- From: McBride, Brian <brian.mcbride@hp.com>
- Date: Mon, 27 Nov 2006 11:04:43 -0000
- To: "Dan Connolly" <connolly@w3.org>
- Cc: "Murray Maloney" <murray@muzmo.com>, "public-grddl-wg" <public-grddl-wg@w3.org>
[...]
> That avoids some issues, but in this example, there are
> separate transformations, glean_title.xsl and getAuthor.xsl .
> If we don't use a URI for the work, I can't see a way to get
> the two transformations to give properties of the same work.
Ah, I'd missed that. We could identify the b-node:
[[
<rdf:Description>
<dc:title>The Stand</dc:title>
<dc:creator>Stephen King</dc:creator>
<foaf:maker>
<foaf:Person>
<foaf:isPrimaryTopicOf
rdf:resource="http://en.wikipedia.org/wiki/Stephen_King" />
</foaf:Person>
</foaf:maker>
<dc:format>Book</dc:format>
<foaf:isPrimaryTopicOf
rdf:resource="http://www.stephenking.com/pages/works/stand/" />
</rdf:Description>
]]
But that requires knowing that foaf:isPrimaryTopicOf is inverse
functional (which it is) and applying the inferencing. Do we want to do
that? If not, then we need to have the publisher introduce a URI for
the work - it just has to be a different URI to the source document.
>
> > Dan may disagree with the claim that
> >
> > http://www.stephenking.com/pages/works/stand/
> >
> > Does not identify the novel.
>
> Indeed, I do. Earlier, you wrote:
>
> > This web page has
> > considerably fewer words than a novel.
>
> But consider http://www.w3.org/TR/html4/ ;
> resource that has a representation that has considerably
> fewer words than the whole HTML 4 specification, and yet it
> is a URI for the HTML 4 specification.
Well, that one was food for thought. I won't bore you with the details
of where that one took me. My conclusion is that whether or not the
example is ok is a social not a technical question.

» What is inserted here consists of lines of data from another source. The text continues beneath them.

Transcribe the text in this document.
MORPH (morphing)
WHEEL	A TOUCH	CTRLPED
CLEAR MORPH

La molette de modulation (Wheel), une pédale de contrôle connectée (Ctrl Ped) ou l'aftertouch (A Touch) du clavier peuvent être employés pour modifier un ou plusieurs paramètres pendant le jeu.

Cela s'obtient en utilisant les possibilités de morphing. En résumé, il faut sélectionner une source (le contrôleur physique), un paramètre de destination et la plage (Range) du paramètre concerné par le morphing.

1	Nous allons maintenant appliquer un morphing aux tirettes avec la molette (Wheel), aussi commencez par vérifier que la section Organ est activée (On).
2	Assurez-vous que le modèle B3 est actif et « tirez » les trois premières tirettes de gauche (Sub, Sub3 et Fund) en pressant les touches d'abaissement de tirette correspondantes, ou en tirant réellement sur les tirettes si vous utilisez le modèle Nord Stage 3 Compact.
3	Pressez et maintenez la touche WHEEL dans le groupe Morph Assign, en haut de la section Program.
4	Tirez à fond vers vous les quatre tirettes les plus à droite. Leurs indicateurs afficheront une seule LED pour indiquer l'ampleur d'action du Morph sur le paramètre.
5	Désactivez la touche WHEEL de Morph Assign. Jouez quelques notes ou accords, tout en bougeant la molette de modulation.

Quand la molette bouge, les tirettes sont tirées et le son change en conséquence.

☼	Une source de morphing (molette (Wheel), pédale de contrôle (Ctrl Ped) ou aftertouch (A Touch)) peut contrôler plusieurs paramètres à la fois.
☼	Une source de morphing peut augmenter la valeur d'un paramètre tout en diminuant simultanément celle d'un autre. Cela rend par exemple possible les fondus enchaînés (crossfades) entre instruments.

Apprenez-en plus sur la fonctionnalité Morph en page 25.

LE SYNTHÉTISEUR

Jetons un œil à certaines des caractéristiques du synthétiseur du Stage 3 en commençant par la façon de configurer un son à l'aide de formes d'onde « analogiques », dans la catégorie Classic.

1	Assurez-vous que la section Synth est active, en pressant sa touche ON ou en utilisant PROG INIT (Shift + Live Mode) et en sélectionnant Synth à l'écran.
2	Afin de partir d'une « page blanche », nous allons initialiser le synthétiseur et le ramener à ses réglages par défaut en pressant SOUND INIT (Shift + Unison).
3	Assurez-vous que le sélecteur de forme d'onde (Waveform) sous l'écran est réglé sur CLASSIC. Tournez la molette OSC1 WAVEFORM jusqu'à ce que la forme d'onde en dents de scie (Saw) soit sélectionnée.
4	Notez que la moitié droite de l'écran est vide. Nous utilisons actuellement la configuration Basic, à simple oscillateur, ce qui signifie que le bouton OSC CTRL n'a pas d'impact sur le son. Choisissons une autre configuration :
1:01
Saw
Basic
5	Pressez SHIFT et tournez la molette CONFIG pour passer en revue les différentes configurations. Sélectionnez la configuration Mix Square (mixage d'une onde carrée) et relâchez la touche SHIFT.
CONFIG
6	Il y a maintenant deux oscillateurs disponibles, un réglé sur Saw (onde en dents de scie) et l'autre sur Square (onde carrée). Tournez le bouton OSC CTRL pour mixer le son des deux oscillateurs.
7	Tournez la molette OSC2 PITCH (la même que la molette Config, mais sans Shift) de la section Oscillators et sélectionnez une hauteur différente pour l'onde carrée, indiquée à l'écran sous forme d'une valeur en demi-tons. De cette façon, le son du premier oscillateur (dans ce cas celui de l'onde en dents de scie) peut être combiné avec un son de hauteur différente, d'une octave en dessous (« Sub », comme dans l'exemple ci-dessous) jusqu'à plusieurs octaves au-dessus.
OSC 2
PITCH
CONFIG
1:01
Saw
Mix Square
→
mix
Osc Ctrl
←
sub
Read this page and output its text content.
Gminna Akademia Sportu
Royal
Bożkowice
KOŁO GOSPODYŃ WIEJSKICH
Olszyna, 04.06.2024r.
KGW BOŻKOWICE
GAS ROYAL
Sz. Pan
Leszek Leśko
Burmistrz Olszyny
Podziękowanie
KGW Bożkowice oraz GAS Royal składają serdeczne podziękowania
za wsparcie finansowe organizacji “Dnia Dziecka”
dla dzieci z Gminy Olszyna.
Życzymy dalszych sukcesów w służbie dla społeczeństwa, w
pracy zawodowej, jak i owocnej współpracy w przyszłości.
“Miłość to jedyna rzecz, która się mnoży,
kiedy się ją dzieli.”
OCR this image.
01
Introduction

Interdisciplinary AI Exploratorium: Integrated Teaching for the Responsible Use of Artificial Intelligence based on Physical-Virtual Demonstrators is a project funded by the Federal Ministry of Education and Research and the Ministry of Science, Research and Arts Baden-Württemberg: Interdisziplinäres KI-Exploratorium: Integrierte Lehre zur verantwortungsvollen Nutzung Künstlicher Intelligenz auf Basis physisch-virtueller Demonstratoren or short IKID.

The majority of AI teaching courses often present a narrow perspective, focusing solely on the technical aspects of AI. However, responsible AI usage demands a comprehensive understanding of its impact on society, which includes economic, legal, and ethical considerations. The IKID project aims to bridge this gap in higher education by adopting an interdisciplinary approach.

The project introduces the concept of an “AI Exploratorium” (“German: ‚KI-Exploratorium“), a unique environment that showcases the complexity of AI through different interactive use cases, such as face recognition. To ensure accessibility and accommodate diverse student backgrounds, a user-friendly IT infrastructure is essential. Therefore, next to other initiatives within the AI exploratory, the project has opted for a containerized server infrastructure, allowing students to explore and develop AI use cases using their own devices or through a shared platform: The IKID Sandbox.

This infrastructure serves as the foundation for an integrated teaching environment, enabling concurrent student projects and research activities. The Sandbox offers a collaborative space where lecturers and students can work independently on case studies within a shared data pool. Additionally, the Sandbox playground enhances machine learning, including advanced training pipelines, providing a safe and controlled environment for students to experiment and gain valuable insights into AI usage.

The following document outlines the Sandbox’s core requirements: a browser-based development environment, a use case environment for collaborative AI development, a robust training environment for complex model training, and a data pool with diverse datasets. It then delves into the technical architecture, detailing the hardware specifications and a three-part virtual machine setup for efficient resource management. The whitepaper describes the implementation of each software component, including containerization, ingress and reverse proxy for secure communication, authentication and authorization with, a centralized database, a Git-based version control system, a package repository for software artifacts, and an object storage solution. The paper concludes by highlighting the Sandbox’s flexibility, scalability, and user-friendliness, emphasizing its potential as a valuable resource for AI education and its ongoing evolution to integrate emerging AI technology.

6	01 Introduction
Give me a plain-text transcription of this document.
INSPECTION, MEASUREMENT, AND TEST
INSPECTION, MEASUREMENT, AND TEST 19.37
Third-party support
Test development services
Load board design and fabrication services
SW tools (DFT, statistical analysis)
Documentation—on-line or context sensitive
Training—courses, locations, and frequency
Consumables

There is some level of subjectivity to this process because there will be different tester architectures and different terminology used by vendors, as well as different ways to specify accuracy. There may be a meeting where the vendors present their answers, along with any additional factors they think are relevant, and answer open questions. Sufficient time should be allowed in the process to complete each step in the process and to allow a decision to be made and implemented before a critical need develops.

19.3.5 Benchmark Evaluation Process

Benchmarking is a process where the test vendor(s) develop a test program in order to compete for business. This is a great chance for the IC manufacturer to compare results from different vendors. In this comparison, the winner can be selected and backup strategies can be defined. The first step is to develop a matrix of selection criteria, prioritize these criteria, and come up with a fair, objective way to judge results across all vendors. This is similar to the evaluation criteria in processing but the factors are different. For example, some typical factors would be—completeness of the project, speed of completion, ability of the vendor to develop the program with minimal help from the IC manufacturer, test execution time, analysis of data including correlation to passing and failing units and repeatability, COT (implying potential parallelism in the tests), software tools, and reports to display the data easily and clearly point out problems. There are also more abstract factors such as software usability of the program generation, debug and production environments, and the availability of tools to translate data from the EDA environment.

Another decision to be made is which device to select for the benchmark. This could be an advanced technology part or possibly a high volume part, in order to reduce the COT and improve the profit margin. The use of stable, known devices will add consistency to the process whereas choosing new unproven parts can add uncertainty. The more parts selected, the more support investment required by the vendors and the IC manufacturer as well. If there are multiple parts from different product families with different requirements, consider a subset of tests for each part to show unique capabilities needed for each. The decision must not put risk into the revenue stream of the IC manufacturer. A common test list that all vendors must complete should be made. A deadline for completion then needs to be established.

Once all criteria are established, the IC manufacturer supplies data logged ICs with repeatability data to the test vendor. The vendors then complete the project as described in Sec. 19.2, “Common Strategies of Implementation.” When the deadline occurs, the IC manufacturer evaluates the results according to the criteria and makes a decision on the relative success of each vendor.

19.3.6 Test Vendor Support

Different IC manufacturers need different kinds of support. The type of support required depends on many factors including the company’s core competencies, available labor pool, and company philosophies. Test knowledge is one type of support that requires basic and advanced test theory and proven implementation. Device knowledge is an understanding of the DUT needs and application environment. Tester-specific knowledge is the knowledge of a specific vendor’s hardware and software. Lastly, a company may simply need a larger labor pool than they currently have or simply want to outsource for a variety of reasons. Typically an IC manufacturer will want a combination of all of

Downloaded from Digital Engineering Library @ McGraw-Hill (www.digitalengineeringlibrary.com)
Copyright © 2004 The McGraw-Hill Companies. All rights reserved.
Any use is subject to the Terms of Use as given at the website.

Given that the URL http://www.stephenking.com/pages/works/stand/
identifies the work titled "The Stand" written by Steven King, which of
the following do we think it ok to return as the result of a GET on that
URL:
1. A rendition of Eskimo Nell
2. A page describing the work
3. A redirect to a page describing the work
4. A page containing the text of the novel
If 1 or 2 is acceptable, then the example is fine as is. Note, if we
feel that 1 or 2 is acceptable, this implies that:
<http://www.stephenking.com/pages/works/stand/> dc:title ?foo
Does not entail
HttpGet(<http://www.stephenking.com/pages/works/stand/>) dc:title ?foo
If we are ok with that then the example is fine as is.